Yellow laser diodes with low thesholds have been produced by Jijun Feng (University of Shanghai for Science and Technology, China) and Ryoichi Akimoto (National Institute of Advanced Industrial Science and Technology (AIST), Japan) based on beryllium zinc cadmium selenide (BeZnCdSe) single quantum well (SQW) light-emitting active regions [Appl. Phys. Express, vol9, p012101, 2016].
The researchers see important potential biomedical applications for yellow (560-590nm) lasers such as flow cytometry and treatment of ocular disorders. Feng and Akimoto recently reported green and green-yellow laser diodes based on BeZnCdSe technology.
Previously groups have developed yellow lasers based on ZnCdSe, but room-temperature operation was only achieved with optical pumping. Although room-temperature operation has been achieved by adding sulfur (ZnCdSSe), the lifetime of devices was low.
Feng and Akimoto's laser heterostructures (Figure 1) were prepared on n-type (001) gallium arsenide (GaAs) using molecular beam epitaxy (MBE). The n- and p-type doping came, respectively, from zinc and nitrogen impurities supplied by zinc chloride and nitrogen activated by radio frequency plasma. Separate chambers were used for II-VI and III-V growth layers. These chambers were connected by an ultra-high-vacuum transfer chamber. The III-V growth consisted of a 500nm n-GaAs buffer.
Figure : (a) Schematic diagram of yellow laser diode. (b) Cross-sectional scanning electron microscopy image of fabricated #787 LD (2μm wide).
The laser structure used a separate-confinement heterostructure around the BeZnCdSe SQW. Two samples were produced with SQWs containing varying Cd contents and of different thicknesses – a 7nm well with 47% Cd (#787) and a 4nm well with 52% Cd (#788).

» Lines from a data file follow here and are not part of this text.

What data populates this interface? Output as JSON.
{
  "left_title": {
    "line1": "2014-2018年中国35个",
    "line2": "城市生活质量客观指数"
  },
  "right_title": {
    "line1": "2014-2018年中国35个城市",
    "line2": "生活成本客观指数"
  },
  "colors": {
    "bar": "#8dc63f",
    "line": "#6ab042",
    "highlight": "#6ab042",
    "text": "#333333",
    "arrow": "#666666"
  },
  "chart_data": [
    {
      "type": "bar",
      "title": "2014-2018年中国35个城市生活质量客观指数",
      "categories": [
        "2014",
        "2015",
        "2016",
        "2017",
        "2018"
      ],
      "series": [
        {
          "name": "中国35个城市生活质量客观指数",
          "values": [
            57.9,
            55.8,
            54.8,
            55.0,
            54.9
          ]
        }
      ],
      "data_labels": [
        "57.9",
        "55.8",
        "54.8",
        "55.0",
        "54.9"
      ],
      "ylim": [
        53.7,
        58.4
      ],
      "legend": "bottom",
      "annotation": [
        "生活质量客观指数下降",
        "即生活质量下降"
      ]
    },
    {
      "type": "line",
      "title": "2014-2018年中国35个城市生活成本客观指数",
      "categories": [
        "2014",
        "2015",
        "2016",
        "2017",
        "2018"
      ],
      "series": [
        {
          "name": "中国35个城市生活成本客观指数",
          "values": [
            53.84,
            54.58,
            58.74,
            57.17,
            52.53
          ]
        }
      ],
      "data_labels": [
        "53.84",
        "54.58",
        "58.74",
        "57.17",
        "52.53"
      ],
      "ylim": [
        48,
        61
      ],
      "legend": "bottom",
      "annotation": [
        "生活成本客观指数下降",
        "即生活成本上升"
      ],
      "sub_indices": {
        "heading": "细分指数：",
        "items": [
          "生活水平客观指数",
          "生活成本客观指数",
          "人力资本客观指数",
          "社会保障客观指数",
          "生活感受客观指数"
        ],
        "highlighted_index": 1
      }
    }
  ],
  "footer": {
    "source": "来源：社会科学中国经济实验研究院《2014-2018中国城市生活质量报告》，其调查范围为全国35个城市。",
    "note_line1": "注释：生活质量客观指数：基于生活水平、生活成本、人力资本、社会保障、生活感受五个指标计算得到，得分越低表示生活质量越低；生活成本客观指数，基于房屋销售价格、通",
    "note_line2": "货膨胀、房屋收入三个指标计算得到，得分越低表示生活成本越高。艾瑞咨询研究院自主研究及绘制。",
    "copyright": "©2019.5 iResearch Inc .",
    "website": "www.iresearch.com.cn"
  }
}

The thinner well for #788 avoided cracking of the epilayers. The Be content was around 1% in both cases. The p-side included a short-period superlattice (SPSL) cladding with six-monolayer pairs of BeMgZnSe/ZnSe:N (6ML/6ML). Previous work by a group that included Akimoto used 1000nm BeMgZnSe n-cladding. This was increased to 1500nm to suppress light absorption by the GaAs substrate.

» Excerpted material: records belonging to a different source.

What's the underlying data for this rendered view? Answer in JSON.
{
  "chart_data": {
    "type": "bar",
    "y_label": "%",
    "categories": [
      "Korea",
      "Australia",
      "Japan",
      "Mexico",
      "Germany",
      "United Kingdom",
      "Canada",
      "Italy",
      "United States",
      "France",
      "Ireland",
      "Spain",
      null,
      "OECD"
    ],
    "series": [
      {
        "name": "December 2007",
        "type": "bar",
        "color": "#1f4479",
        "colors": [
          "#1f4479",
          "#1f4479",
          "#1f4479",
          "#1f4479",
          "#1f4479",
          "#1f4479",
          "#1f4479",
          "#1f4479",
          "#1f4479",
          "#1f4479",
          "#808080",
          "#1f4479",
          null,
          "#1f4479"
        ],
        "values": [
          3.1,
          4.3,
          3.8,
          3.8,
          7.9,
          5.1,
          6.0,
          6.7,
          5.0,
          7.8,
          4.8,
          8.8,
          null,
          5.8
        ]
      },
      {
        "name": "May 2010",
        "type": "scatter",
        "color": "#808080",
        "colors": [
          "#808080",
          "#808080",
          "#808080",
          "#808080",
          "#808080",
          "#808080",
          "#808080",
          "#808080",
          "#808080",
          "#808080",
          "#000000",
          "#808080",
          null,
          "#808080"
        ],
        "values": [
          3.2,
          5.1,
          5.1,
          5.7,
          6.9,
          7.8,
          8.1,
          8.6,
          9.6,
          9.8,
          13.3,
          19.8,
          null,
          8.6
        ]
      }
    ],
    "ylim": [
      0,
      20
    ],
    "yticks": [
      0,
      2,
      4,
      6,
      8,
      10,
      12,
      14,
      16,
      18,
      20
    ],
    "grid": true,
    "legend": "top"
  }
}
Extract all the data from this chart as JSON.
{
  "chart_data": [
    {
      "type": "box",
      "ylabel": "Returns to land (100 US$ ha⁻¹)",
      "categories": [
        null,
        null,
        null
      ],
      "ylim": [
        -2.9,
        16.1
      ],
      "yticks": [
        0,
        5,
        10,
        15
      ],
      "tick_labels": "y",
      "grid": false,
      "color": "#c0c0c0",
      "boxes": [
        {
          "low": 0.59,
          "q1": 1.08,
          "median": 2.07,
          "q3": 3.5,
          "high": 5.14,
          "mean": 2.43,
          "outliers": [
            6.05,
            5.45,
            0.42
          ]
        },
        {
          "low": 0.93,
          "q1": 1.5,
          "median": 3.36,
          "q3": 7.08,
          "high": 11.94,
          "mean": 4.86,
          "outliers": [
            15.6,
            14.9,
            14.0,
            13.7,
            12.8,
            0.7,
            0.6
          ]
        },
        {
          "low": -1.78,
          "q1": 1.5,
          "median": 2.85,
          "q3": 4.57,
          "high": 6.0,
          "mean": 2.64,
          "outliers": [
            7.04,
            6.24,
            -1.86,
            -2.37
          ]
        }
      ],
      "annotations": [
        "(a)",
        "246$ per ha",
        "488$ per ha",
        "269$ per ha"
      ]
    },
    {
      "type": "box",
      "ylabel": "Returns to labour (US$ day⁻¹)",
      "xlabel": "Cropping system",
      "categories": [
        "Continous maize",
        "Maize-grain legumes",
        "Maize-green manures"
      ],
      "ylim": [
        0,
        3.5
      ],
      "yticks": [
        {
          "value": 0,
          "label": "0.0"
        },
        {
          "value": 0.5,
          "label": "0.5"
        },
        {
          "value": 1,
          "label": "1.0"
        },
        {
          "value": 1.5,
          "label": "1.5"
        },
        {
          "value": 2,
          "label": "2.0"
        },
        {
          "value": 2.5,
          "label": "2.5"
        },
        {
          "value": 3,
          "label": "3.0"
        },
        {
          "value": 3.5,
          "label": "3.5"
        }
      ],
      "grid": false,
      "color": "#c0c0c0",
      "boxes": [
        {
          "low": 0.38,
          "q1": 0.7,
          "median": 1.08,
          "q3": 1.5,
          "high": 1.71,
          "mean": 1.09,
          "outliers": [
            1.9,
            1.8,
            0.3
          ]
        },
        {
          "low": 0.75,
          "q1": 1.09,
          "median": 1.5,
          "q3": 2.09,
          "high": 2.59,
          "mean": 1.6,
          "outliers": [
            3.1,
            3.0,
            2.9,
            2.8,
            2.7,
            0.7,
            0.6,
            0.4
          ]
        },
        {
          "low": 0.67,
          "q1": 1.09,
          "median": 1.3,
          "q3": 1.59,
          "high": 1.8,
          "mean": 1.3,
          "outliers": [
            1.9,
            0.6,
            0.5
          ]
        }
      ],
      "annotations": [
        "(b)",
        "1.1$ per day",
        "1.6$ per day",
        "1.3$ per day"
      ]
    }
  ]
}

Feng and Akimoto report: "The lattice mismatches for p- and n-cladding layers are about +0.03% to +0.05% and 0.10% to 0.11%, respectively. The use of the SPSL can enhance the p-type doping level of the II–VI cladding layer with a wide bandgap."
Ridge-waveguide lasers were produced by patterned etching 900nm deep. The structure was then covered with 2μm silicon dioxide and polished back with chemical mechanical planarization (CMP). Further etching was performed to expose the metal mask used for the patterned etching. Electrodes were then formed on the p-region and the back-side of the substrate.

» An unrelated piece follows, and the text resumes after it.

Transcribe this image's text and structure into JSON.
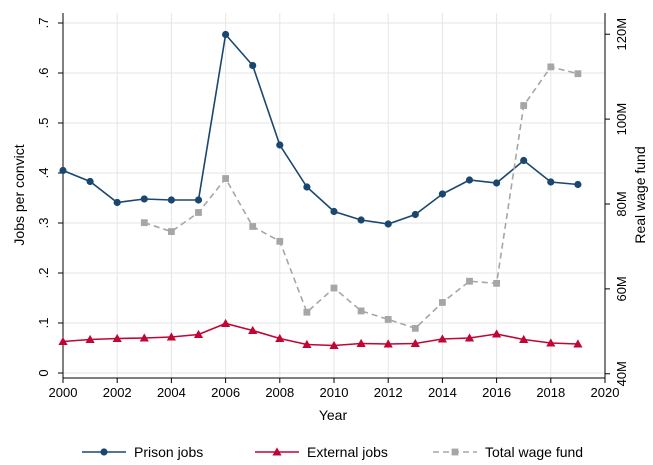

The cavities of the devices were formed through cleaving. The facets were coated with silicon dioxide and zirconium dioxide layers to give ~90% reflectivity at both ends of the cavity. The laser diode chips were mounted on copper heat-sinks with indium bonding.
Pulsed lasing above threshold from 500μm-long 5μm-wide laser diodes produced 567nm and 563nm yellow light for samples #787 and #788, respectively. The corresponding full-width at half-maximum (FWHM) values for the peaks were 2.4nm and 1.8nm.
Continuous wave (cw) operation of a 7μm-wide 300μm-long #787 laser diode achieved theshold at 10.8mA and 8.4V. The researchers compare this with a 10μm-wide, 800μm laser diode, previously reported by a group from NAIST and Hitachi in 2011, that achieved threshold at 94mA/9.6V. In terms of current density, Feng and Akimoto's device threshold was 0.51kA/cm2, compared with 1.175kA/cm2 for the 2011 report. The 2011 device used a gain-guided rather than refractive index-guided structure.
Feng and Akimoto attributed the low threshold current density for their laser diodes to suppression of lateral leakage current outside of the electrode by the silicon dioxide insulation around the ridge, confining most of the injected current to a vertical direction. The researchers used a similar approach with their recent green/yellow-green laser diodes.